年金暮らし・末期ガンの父を介護した経験がある聡子さん(仮名・48歳)が、介護のお金について「事前に知っておきたかった!」と感じる点にスポットをあてて、生々しいエピソードをまじえながら話してくれました。
1. 【事前に知っておきたかったこと1】介護費用を年金で賄うことは難しい!
聡子さんが「事前に知っておきたかったこと」の1つめは、介護費用は年金で賄うことは難しいということでした
まず、シニア世代ををとりまくお金の状況を整理しましょう。
1.1 【年金・貯蓄の一覧表】親世代の年金&貯蓄額「平均や中央値を知っていますか?」
今のシニア世代が受け取る公的年金の平均月額や、金融資産の平均・中央値は以下の通りです。
1.2 国民年金(老齢基礎年金)の受給額
〈全体〉平均年金月額:5万6316円
- 〈男性〉平均年金月額:5万8798円
- 〈女性〉平均年金月額:5万4426円
1.3 厚生年金(老齢厚生年金)の受給額※国民年金の金額を含む
〈全体〉平均年金月額:14万3973円
- 〈男性〉平均年金月額:16万3875円
- 〈女性〉平均年金月額:10万4878円
1.4 70歳代世帯の金融資産保有額
- <二人以上世帯>平均1906万円・中央値800万円
- <単身世帯>平均1433万円・中央値485万円
1.5 介護にかかる費用の目安
一方で介護費用は、介護保険を適用した後の実費負担分であっても、以下の金額が平均してかかります(各種資料をもとに筆者調査)。
- 在宅介護 平均月額:約5万円
- 介護付き有料老人ホーム 平均月額:約24万円
- 住宅型有料老人ホーム 平均月額:約14万円
- サービス付き高齢者向け住宅 平均月額:約16万円
- グループホーム 平均月額:約13万円
- ケアハウス 平均月額:約11万円
仮に約14万円の年金で生活している親であっても、一番負担の少ない在宅介護でさえ、決して費用の負担感は軽くないでしょう。介護費以外にも日常生活費などの出費がかかるわけですから。

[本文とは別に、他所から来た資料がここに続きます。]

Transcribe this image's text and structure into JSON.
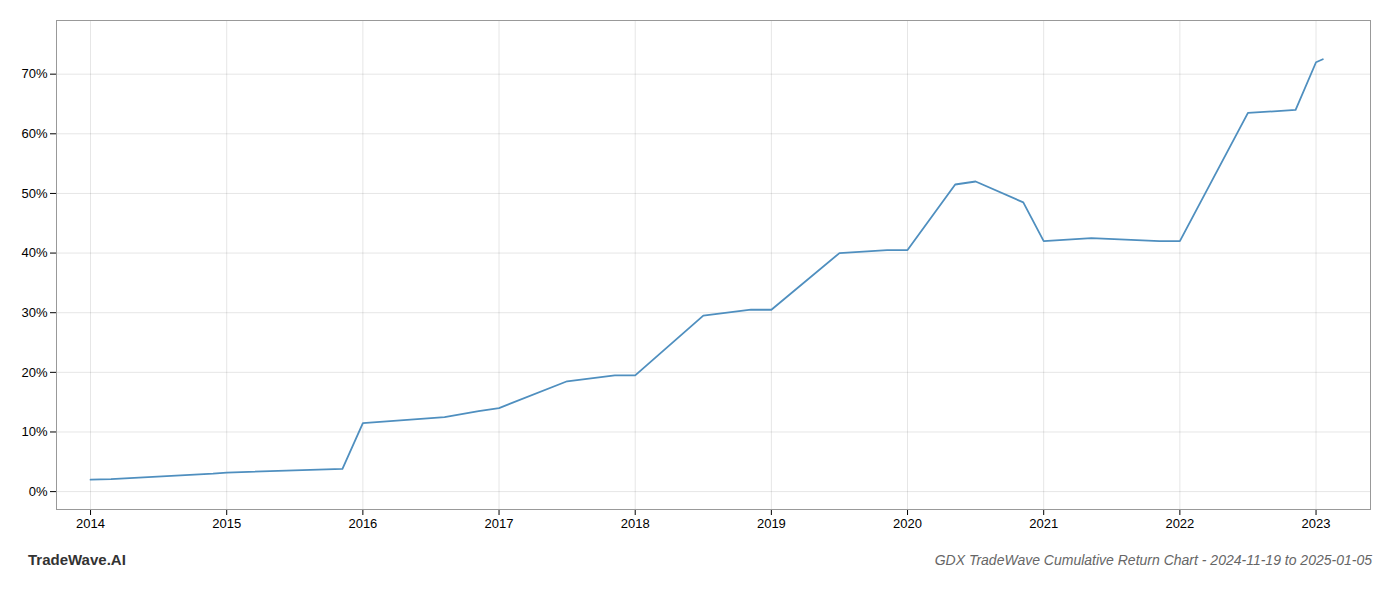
{
  "chart_data": {
    "type": "line",
    "title": "GDX TradeWave Cumulative Return Chart - 2024-11-19 to 2025-01-05",
    "annotations": [
      "TradeWave.AI"
    ],
    "x": [
      2014.0,
      2014.15,
      2014.9,
      2015.0,
      2015.85,
      2016.0,
      2016.6,
      2016.85,
      2017.0,
      2017.5,
      2017.85,
      2018.0,
      2018.5,
      2018.85,
      2019.0,
      2019.5,
      2019.85,
      2020.0,
      2020.35,
      2020.5,
      2020.85,
      2021.0,
      2021.35,
      2021.85,
      2022.0,
      2022.5,
      2022.85,
      2023.0,
      2023.05
    ],
    "values": [
      2.0,
      2.1,
      3.0,
      3.2,
      3.8,
      11.5,
      12.5,
      13.5,
      14.0,
      18.5,
      19.5,
      19.5,
      29.5,
      30.5,
      30.5,
      40.0,
      40.5,
      40.5,
      51.5,
      52.0,
      48.5,
      42.0,
      42.5,
      42.0,
      42.0,
      63.5,
      64.0,
      72.0,
      72.5
    ],
    "color": "#4f8fbf",
    "xlim": [
      2013.75,
      2023.4
    ],
    "ylim": [
      -3,
      79
    ],
    "xticks": [
      2014,
      2015,
      2016,
      2017,
      2018,
      2019,
      2020,
      2021,
      2022,
      2023
    ],
    "yticks": [
      {
        "value": 0,
        "label": "0%"
      },
      {
        "value": 10,
        "label": "10%"
      },
      {
        "value": 20,
        "label": "20%"
      },
      {
        "value": 30,
        "label": "30%"
      },
      {
        "value": 40,
        "label": "40%"
      },
      {
        "value": 50,
        "label": "50%"
      },
      {
        "value": 60,
        "label": "60%"
      },
      {
        "value": 70,
        "label": "70%"
      }
    ],
    "grid": true
  }
}
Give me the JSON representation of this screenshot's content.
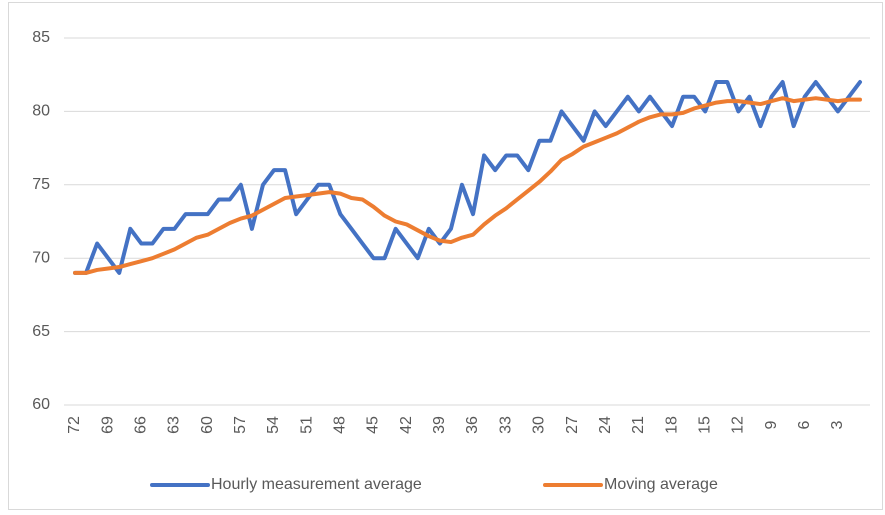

また、在宅介護であればなんとか年金でまかなえるにしても、施設に入所した際はほとんどの場合、年金をオーバーすることが確実であることも分かります。
年金でまかなうことが難しい場合は、親が自分たちの貯蓄を切り崩していくことになるでしょう。
しかし親の貯蓄が少ない場合や、施設入所期間が長く貯蓄が足りない場合は、子供が援助するなどの手段を取ることにもなりかねません。